Thursday, July 12, 2012

Lover


Faded

Jaded

Lover o’ mine...

Traded

Raided

My life for thine...

Cracked and

Jacked and

Hacked o’er time...

Sucked and

Fucked and

Trucked for a line...

Swaying

Slaying

Praying for time

O'

Faded

Jaded

Lover o' mine.


Copyright Steven Clark 2012

Illusion of Recovery

I came to an interesting realization yesterday about myself, concerning addiction and recovery.  I'm not always quick on the uptake about learning things about myself, I've spent a lifetime trying to hide from me to the point that I have no idea who I really am.  Really obvious stuff - obvious to others anyway - comes to me slowly.

Anyway, I was reading an account of a fellow heroin addict and he made the statement that his recovery attempts were really only him setting his tolerance level back at zero again so that he could once again use and have a 'proper high'.  That he wasn't interested in getting clean for keeps, he only wanted to take occasional breaks from using so that he could come back to drugs again and he'd get that new novel feeling all over again from them.  Like falling in lust with a new lover.

I read that over and over and it made me wonder, is that what I've been doing all of this time, too?  It really was like an epiphany moment, this new way of looking at my life.  Do I really want to recover, or has this unconscious agenda been there all the time, guiding my choices, my repeated relapses?  I've been thinking on this ever since and trying to analyze whether this is the case with me or not.  I truly do not know.

I don't like what addiction has made my life.  I think about using heroin all the time.  All the time.  It's always there, hovering in the back of my mind like a fly waiting to land on a piece of shit.  I think back to the misery of active using, the panic, stress, sickness, and the person I become when needing a fix....willing to do anything, hurt anyone, to get money.  I make myself remember the physical and mental agony of lying there in bed after waking in the morning, dopesick, with no money and desperate for a fix before I shit my pants.  And even with those memories, I still want it, always.  It is insidious, the pull it has on my mind.  Probably because the only times in my life where I felt an ounce of peace, calm, and happiness was when high on heroin, and my brain is desperate to feel that way again.

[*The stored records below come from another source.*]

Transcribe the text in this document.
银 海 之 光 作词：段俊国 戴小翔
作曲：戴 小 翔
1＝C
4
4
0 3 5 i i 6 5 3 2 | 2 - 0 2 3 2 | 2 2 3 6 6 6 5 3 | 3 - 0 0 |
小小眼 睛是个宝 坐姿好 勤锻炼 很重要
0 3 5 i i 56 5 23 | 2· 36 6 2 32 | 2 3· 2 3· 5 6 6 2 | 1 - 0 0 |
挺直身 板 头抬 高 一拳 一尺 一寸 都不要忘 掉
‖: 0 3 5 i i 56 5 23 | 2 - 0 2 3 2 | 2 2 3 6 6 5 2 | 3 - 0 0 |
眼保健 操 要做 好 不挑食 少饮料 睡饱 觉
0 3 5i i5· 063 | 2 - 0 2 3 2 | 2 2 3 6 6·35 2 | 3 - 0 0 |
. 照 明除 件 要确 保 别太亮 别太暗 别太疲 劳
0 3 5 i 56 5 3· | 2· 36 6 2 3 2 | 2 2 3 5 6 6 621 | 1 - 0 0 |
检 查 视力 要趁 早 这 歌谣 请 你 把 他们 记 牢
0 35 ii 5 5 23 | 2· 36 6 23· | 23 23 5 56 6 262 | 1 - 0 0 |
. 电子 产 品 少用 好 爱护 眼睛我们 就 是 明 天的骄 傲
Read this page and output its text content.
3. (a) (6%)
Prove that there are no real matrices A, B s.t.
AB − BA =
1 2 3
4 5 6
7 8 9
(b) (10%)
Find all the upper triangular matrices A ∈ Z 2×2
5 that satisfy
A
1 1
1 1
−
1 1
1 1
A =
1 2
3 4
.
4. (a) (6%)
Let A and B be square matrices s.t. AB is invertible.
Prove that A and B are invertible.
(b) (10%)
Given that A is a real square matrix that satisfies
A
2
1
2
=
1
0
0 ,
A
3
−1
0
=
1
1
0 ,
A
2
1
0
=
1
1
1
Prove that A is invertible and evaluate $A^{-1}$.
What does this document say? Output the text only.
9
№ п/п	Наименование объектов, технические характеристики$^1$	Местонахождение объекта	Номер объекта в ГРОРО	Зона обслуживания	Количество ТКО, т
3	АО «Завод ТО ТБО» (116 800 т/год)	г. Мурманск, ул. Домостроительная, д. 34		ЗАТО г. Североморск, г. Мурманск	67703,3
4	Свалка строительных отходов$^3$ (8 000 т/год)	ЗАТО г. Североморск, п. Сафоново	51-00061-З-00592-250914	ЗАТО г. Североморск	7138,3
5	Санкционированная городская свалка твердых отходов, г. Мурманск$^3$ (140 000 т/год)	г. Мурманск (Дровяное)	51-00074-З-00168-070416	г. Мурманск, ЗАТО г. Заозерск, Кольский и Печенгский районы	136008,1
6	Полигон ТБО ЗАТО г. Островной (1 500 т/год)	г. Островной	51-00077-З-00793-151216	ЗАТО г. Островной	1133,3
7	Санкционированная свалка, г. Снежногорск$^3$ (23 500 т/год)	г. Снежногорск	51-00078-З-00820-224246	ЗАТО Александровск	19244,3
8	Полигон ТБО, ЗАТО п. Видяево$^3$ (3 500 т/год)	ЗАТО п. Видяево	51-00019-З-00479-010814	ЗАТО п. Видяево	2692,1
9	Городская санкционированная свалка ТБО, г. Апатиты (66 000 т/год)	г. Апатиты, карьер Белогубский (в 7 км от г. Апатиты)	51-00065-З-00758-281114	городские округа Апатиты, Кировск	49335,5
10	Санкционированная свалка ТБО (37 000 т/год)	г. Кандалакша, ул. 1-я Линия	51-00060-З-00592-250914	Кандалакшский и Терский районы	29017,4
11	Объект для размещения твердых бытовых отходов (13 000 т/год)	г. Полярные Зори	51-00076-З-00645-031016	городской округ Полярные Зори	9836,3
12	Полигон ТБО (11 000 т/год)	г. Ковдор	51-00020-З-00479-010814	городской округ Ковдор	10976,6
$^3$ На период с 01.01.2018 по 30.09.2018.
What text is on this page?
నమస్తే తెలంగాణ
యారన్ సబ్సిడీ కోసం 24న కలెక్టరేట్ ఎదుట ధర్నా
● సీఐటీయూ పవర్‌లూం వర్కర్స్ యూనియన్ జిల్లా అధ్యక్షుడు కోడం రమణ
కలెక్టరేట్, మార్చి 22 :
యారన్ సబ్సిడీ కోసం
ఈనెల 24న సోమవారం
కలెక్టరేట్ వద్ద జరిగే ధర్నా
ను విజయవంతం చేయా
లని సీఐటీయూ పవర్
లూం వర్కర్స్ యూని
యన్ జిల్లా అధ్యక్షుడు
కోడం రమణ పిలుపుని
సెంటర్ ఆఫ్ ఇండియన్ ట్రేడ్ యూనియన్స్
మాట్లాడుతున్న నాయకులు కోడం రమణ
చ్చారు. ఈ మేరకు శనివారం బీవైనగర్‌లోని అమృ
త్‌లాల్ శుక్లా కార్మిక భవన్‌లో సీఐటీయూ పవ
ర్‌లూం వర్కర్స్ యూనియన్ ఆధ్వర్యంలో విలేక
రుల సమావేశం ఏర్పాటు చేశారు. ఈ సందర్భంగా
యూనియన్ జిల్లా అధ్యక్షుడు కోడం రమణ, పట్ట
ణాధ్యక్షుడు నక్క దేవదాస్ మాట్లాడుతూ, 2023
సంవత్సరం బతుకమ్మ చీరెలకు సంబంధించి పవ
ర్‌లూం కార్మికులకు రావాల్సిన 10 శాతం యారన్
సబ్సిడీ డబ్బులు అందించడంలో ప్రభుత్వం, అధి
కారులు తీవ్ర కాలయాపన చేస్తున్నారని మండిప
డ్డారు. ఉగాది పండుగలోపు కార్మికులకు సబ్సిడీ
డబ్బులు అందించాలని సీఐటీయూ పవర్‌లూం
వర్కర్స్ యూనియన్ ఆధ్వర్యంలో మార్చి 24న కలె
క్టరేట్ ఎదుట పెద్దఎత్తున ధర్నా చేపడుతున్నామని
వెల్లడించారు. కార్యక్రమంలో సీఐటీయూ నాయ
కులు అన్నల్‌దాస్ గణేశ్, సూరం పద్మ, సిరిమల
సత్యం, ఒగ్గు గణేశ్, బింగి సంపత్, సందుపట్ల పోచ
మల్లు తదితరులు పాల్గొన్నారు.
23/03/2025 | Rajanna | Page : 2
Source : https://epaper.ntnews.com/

The longest consecutive period of time I ever had completely clean and sober was 4 years.  In all that 4 years time of going to meetings, reading recovery and self help books, living life, I never felt peace, calm, or happiness.  I faked that I did because that was what was expected of me.  I smiled and laughed like a robot, right on que.  I had none of the feelings of surrender and acceptance that other addicts talk about feeling while doing the steps.  I don't believe there is some magical higher power that can whisk these feelings away from me; or into me, however you want to look at it.  It was 4 years of white knuckling it, full of depressing, suicidal thoughts despite the ever changing cocktail of antidepressants I was on.

What is wrong with me that I haven't had those same feelings that other addicts do in recovery?  What am I doing, or not doing, that prevents me from wanting to keep on with it?  Has my brain become so permanently rewired from years of opiate use that its impossible to ever feel happy again without them?  I want to feel what other people feel.  If recovery means more years of white knuckling it, always feeling depressed and angry and not quite right, I don't know if I want it.  I don't want the misery that the addict lifestyle brings either so I'm fucked both ways.

I know what I'll be told - better to be depressed and angry but clean, instead of happy and in danger of dying or ending up in jail.  A rational mind would say so, but an addict's mind isn't rational.  I know this also sounds like I'm setting it up to justify a relapse, which isn't necessarily true.  Even on my best days I'm an inch away from relapse.  Just needed to get out what has been circling around my head about all of this - this new idea that deep down I may have no intention of ever really staying clean from opiates.  It's heady, this idea, and I don't know how I feel about it.